Elicitation of utility values in patients with ARMD by Brown et al. 7 resulted in higher mean scores than our study, on the basis of their patients’ completion of TTO of 0.72 compared with our mean of 0.64. This must be in part because the patients in our study had worse VA overall. However, the relationship between TTO and VA was weaker in our study than in Brown et al. The mean utility scores in our study were lower in the better VA categories (0.81 vs. 0.89) and higher in the worse VA groups (0.58 vs. 0.40). This difference may have occurred by chance because of the comparatively small numbers in some of the VA groups, particularly in Brown et al. where the number in the group was between 5 and 23. Even in our study with more than twice the number of respondents, this still could be a factor. Another explanation may be the significant degree of CS variation in a given VA group in our study. The best VA category in our study, for example, had 5 of 11 cases in the worst two CS categories with health status values of between 0.3 and 0.68. Brown et al. did not measure CS, and so we cannot adjust for the likely impact of CS variation. A more recent and larger study by Brown et al. 35 also showed that the worse the VA the greater the impact of ARMD on health status; but, again, CS was not measured. 
The differences between our study and that of Brown et al. 7 may also have occurred because our patients had had known ARMD on average for a long time. Brown et al. found that the mean TTO values in patients who had had the condition for less than a year was significantly lower than those who had had it for more than a year, with a mean of 0.63 compared with 0.8, respectively. The cohort in Brown et al. had the condition for less time than ours, with 49% having had the condition for less than 1 year, compared with just 24% in our study. Another reason for the difference may be the different variants used in our respective studies. Brown et al. used an open-ended variant of TTO, whereas ours was an interactive variant developed at York University and subsequently used to value the EQ-5D. 

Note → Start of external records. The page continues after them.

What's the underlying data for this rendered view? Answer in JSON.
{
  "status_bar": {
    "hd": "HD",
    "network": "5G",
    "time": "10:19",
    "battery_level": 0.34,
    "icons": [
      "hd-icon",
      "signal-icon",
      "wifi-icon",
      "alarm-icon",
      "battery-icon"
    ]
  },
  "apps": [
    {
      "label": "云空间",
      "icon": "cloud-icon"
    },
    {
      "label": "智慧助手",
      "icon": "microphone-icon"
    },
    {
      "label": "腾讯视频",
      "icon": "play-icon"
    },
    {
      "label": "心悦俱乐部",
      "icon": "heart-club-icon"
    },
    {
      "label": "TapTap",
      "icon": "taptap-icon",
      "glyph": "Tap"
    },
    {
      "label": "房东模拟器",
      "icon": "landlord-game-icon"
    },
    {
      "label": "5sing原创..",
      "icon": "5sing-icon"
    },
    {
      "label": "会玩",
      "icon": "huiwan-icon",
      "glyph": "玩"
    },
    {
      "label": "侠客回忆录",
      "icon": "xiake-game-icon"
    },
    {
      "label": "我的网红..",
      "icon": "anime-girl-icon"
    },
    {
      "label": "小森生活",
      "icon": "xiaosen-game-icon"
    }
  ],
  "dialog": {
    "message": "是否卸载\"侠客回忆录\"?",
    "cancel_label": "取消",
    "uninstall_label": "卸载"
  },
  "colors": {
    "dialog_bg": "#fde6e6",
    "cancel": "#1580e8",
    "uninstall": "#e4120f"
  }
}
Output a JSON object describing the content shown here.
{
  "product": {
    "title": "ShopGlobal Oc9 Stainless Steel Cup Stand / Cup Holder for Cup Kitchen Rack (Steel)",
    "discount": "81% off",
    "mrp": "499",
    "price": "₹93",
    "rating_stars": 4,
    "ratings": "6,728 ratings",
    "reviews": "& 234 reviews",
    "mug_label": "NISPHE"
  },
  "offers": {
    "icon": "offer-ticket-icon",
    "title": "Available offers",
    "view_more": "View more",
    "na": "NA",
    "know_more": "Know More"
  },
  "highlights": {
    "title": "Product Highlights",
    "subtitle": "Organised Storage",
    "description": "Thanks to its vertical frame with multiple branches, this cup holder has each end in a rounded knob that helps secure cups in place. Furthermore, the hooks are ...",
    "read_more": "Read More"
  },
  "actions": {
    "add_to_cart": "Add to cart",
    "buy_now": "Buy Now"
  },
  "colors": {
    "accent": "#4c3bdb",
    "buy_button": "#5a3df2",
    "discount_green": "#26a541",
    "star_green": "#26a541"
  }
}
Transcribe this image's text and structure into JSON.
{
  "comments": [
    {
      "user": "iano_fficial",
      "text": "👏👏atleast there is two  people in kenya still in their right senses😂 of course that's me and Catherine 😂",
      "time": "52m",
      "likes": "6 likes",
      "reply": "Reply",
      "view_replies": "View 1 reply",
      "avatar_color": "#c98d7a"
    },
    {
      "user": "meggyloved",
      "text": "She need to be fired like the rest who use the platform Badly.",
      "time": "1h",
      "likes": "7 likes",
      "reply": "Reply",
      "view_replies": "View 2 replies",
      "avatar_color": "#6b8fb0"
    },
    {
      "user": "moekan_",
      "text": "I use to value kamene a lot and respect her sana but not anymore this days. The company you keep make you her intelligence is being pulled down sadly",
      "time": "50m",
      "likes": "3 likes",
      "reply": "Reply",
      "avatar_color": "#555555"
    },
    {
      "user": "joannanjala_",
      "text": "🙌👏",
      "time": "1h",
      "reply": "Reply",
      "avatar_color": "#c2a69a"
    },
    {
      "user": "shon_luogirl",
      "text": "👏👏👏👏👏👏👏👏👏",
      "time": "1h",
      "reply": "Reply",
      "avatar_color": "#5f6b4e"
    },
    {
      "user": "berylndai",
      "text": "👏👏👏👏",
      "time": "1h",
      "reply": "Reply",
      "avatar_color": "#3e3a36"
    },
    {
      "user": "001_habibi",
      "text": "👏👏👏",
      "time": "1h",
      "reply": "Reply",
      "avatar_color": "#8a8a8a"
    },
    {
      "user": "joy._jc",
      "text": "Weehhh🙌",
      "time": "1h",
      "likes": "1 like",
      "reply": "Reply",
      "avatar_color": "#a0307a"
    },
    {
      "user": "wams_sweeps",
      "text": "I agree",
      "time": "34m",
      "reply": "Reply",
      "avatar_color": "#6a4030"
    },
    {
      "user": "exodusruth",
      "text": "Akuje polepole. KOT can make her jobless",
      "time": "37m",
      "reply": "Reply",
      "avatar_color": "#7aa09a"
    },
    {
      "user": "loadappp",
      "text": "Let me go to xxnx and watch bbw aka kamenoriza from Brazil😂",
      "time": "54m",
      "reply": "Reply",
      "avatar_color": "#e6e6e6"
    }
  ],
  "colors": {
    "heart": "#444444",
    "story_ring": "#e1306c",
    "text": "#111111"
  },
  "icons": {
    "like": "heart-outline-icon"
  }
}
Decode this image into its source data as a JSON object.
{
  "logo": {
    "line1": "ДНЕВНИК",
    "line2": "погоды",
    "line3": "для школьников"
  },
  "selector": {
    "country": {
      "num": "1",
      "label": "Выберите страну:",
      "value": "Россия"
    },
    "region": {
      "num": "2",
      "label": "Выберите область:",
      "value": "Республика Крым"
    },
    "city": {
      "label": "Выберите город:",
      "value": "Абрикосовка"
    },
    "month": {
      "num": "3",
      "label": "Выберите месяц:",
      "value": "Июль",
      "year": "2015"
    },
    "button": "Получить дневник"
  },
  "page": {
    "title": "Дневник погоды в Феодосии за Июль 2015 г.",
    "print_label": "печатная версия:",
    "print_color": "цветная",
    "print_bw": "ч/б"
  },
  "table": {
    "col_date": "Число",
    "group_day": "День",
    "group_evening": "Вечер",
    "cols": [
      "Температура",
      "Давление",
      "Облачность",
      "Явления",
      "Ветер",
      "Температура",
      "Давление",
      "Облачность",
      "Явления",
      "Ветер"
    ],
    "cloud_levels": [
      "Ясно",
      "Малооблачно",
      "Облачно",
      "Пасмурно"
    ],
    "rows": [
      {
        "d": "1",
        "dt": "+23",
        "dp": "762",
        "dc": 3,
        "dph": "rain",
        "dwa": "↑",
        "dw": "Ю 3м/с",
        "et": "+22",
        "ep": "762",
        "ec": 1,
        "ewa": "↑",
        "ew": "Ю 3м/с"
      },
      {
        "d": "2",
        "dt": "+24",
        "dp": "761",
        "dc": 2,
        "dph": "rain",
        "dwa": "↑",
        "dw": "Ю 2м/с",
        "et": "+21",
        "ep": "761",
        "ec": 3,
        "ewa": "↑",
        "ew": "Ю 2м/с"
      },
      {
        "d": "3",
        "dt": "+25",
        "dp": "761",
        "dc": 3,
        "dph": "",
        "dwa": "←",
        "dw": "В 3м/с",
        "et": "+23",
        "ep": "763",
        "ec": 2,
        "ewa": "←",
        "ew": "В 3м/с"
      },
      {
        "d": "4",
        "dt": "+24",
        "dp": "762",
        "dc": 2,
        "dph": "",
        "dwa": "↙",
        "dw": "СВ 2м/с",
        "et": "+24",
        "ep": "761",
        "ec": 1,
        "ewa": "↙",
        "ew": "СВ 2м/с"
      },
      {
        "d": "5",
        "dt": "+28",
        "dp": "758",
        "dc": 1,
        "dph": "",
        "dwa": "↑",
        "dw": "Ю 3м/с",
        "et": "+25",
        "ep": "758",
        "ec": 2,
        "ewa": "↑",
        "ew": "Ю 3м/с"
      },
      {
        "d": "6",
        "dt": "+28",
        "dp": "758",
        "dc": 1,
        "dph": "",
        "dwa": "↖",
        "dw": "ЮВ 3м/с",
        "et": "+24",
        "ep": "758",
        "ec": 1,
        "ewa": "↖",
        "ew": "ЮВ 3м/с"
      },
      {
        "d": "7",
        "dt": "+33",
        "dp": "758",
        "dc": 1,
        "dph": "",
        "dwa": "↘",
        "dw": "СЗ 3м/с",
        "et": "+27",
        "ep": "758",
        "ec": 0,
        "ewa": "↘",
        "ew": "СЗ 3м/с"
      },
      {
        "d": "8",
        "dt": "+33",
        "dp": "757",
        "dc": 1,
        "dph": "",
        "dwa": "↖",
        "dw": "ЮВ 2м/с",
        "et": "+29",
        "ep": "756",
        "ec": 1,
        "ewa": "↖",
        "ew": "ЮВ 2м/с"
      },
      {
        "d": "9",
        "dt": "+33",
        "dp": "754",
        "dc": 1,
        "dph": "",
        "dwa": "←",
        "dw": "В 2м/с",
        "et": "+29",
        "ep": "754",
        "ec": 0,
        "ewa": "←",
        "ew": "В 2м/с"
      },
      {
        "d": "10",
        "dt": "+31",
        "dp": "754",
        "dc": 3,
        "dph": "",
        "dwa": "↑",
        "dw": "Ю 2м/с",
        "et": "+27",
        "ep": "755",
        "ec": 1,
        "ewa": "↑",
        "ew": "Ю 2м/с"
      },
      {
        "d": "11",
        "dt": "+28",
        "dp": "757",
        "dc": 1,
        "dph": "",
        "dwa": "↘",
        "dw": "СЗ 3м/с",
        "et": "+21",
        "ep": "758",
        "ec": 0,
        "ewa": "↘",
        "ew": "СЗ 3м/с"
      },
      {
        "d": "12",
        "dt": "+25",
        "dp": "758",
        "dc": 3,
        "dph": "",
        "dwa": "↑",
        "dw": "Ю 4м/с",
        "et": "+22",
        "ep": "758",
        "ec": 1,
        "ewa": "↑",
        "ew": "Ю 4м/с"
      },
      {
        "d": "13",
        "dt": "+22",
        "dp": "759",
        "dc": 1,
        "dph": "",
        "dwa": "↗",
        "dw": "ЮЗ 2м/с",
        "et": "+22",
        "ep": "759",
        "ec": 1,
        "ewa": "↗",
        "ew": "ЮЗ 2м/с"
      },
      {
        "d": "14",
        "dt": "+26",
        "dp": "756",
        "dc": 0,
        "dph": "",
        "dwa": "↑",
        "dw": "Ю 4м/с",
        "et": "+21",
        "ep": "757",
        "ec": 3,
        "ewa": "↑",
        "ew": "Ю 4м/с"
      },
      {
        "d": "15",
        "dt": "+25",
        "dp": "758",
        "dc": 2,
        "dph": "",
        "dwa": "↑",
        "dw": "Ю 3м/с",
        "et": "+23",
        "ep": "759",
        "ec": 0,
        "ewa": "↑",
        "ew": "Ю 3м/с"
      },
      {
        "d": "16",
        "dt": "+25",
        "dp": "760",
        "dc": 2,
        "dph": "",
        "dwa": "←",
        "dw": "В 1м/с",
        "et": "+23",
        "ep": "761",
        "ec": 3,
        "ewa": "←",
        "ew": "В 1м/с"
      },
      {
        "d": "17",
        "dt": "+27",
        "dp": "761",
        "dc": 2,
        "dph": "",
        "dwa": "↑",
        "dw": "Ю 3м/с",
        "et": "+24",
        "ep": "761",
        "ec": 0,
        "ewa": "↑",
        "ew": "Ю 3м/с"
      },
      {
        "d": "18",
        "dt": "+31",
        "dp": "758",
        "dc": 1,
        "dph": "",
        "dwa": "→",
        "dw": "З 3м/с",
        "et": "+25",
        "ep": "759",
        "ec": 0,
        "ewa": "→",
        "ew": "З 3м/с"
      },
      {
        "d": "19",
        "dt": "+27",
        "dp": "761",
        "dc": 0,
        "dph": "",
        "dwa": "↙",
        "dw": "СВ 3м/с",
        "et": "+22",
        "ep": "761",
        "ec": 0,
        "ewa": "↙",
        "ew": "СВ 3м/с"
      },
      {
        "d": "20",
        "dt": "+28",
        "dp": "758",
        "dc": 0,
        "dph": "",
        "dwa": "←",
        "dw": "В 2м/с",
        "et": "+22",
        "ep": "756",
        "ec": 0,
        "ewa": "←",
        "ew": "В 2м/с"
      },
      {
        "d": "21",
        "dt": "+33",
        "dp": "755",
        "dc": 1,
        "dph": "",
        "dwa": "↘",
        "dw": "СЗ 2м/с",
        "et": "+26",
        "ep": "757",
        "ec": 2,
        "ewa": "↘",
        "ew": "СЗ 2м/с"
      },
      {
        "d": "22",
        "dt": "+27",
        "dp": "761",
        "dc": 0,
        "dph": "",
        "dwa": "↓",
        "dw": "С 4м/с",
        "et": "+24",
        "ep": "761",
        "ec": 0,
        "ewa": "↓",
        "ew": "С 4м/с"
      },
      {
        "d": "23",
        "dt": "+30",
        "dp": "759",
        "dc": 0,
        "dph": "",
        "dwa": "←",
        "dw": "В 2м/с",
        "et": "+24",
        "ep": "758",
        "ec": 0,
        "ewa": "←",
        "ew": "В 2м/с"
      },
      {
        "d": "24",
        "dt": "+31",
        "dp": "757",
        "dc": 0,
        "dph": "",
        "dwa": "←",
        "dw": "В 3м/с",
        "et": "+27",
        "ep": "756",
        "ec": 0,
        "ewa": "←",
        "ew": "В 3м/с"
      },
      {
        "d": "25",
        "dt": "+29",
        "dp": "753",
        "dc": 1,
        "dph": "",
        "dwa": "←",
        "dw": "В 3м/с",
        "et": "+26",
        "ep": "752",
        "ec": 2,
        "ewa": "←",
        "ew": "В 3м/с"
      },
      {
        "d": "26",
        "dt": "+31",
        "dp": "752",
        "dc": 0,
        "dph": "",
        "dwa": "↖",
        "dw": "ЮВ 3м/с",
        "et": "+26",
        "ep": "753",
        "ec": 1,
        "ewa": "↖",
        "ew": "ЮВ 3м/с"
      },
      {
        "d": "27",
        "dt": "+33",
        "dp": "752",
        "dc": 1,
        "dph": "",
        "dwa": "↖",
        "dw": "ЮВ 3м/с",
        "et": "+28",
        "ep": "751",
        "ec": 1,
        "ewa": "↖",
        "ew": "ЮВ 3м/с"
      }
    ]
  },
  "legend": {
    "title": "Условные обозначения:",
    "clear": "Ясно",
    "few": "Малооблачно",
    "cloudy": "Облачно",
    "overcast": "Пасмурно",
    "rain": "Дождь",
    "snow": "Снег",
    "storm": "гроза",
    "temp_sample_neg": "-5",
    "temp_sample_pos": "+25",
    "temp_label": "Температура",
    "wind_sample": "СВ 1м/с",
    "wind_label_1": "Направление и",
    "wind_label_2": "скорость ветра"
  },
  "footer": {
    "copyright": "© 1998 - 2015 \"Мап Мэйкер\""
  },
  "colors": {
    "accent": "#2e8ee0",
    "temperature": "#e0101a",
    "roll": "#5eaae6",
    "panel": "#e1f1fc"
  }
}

Another explanation for the differences with Brown et al. could be related to subject selection and participation rates. All patients with diagnosed ARMD who attended a clinic or were on the low-vision register were invited to take part. However, there may have been a degree of bias in the self-selection that is a concern when the response rate is just 50%. Because of ethical restrictions it was not possible to compare those who agreed to participate with those who declined or did not respond. Nevertheless, most of the reasons given by refusals in a free text box do not seem to be related to ocular disease but to such impediments as the weather, time of year (Christmas), dark nights, not wanting to leave the dog, being a caregiver, and so forth. These limitations, however, should not invalidate our results regarding the relationship between visual tests, VF-14 score, and generic health status measures. 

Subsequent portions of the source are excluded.